Je suis partagé entre tristesse et colère.
Pour commencer, je noterai l'immense promesse de BigBen de nous faire enfin un jeu de rugby immersif, qui ressemblerait aux poids-lourds du sport-simulation. Autant vous dire que la transformation est passée 20 mètres à côté des perches.
Premièrement, je vais évoquer le menu d'accueil, particulièrement réussi, fluide et agréable, et cette première phase d'accroche donne vraiment envie. Je me précipite donc dans le menu match, choisit l'équipe de france et décide de jouer contre les fidji. Les fidji supérieurs de 3 points de général aux français m'ont fait me poser quelques questions sur les notes des joueurs (non modifiables d'ailleurs)
Je fais donc un retour au menu d'accueil, fouine un petit peu afin de trouver l'endroit où l'on peut avoir une vue d'ensemble de tous les joueurs présents dans le jeu. Excellente occasion de tester le mode my squad, me dis-je alors.
Ce mode my squad, élément phare de la publicité du jeu, dont j'attendais beaucoup et qui au final ne m'a pas trop déçu, me donne soudainement une excitation, celle de découvrir un truc nouveau dans un jeu de rugby, que personne n'avait encore fait du côté du ballon ovale, c'est à dire la possibilité de personnaliser son équipe avec les joueurs qu'on veut et de jouer avec eux pour monter en division et arriver au sommet.
Je me dirige donc à l'endroit où je dois choisir mes joueurs, et tombe sur une gigantesque marmelade de joueurs surcôtés à 97-98 de général, des piliers qui ont une statistique de vitesse supérieure aux ailiers, des joueurs âgés de 45 ans des talonneurs qui butent mieux que les buteurs etc. Je suis à ce moment là un peu surpris et outré, mais je choisis tant bien que mal mes joueurs sans dépasser le budget évidemment.

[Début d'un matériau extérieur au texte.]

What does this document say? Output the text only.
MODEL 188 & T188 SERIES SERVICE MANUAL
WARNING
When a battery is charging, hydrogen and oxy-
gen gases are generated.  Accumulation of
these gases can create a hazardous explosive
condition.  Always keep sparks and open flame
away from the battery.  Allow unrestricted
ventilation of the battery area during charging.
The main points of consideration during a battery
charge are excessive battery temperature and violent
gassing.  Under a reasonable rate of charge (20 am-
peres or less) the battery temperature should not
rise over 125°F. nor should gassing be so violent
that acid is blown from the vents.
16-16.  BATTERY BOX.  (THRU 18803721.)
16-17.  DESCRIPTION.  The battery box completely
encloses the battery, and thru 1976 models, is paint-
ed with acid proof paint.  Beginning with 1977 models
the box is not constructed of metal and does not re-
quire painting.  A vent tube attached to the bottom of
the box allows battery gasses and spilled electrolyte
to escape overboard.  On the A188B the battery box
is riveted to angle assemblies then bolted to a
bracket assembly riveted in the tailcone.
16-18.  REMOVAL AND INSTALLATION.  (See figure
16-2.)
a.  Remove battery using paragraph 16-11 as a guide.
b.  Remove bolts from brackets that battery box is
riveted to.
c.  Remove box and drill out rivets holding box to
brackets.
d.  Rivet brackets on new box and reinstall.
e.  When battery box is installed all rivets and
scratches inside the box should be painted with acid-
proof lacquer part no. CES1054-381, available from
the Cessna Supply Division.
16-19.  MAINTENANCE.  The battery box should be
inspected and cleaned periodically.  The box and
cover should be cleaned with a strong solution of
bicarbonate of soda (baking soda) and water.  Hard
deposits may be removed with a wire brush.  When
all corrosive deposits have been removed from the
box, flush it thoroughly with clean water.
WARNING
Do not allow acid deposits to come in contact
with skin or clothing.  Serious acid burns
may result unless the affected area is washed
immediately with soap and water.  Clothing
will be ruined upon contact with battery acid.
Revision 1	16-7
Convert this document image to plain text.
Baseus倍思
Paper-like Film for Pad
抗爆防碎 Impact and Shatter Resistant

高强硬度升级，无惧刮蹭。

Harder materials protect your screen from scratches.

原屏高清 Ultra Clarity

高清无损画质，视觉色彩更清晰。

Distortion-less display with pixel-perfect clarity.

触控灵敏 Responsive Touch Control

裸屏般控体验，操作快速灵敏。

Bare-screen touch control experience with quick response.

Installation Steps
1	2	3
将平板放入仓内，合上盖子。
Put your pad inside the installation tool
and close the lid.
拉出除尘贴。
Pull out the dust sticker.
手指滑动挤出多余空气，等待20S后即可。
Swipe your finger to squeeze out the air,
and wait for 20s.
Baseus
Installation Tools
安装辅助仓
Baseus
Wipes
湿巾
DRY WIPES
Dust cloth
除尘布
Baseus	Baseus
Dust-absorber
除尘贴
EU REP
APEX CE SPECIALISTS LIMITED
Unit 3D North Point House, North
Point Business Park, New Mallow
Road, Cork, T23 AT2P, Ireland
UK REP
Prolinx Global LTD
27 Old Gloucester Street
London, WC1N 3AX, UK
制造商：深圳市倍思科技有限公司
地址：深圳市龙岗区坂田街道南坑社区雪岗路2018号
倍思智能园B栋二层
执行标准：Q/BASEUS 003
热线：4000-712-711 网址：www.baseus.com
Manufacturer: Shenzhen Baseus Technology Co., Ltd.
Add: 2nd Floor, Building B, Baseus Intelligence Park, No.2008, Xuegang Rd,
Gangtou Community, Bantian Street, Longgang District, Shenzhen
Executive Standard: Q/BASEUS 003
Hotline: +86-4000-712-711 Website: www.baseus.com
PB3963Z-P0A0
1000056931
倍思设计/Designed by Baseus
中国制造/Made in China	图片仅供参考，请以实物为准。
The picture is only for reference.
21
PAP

Je me retrouve donc dans une poule avec trois autres equipes de pro d2, et entame mon premier match dans rugby 18. Arrive alors le coup d'envoi que l'équipe adverse tape difficilement et qui arruve dans les bras de mon ailier, et je décide de tenter une relance à la main pour voir ce que ça donne. Mon ailier avance d'une dizaine de mètres et je décide de passer à droite, et là le joueur fait une passe de 40 mètres qui finit par atterrir en ballon mort. Je sens la galette qui monte à ce moment là.
Tant bien que mal je réussit à contrôler mon esprit qui m'ordonne de mettre le disque sur ebay, et je continue à jouer. Mêlée à 5 pour l'adversaire, qui part au raz et bute sur mon troisième ligne. Je pousse un ouf de soulagement, tant le plaquage était visuellement réaliste et salvateur. Il y a donc ruck. Enfin dans le rugby c'est un ruck, en l'occurrence, c'est plutôt une espèce de mêlée cheloue où 8 de mes joueurs sont allés s'emboiter comme des idiots.
L'adversaire écarte le ballon, et, par l'opération du saint-esprit, mon ailier intercepte le ballon et file tout droit dans l'en but adverse. C'est ce que je croyais. Mon joueur court péniblement et de manière totalement étrange, un peu comme le docteur Zoidberg dans futurama, et je vois le pilier adverse qui vient me plaquer à l'entrée des 22 adverses. C'en est trop. En 5 minutes de jeu j'ai compris à quoi j'avais affaire, direction placard des bouses pour Rugby 18, et j'attends toujours un digne successeur à l'illustre Rugby 08, mais ce ne sera pas pour tout de suite je crois.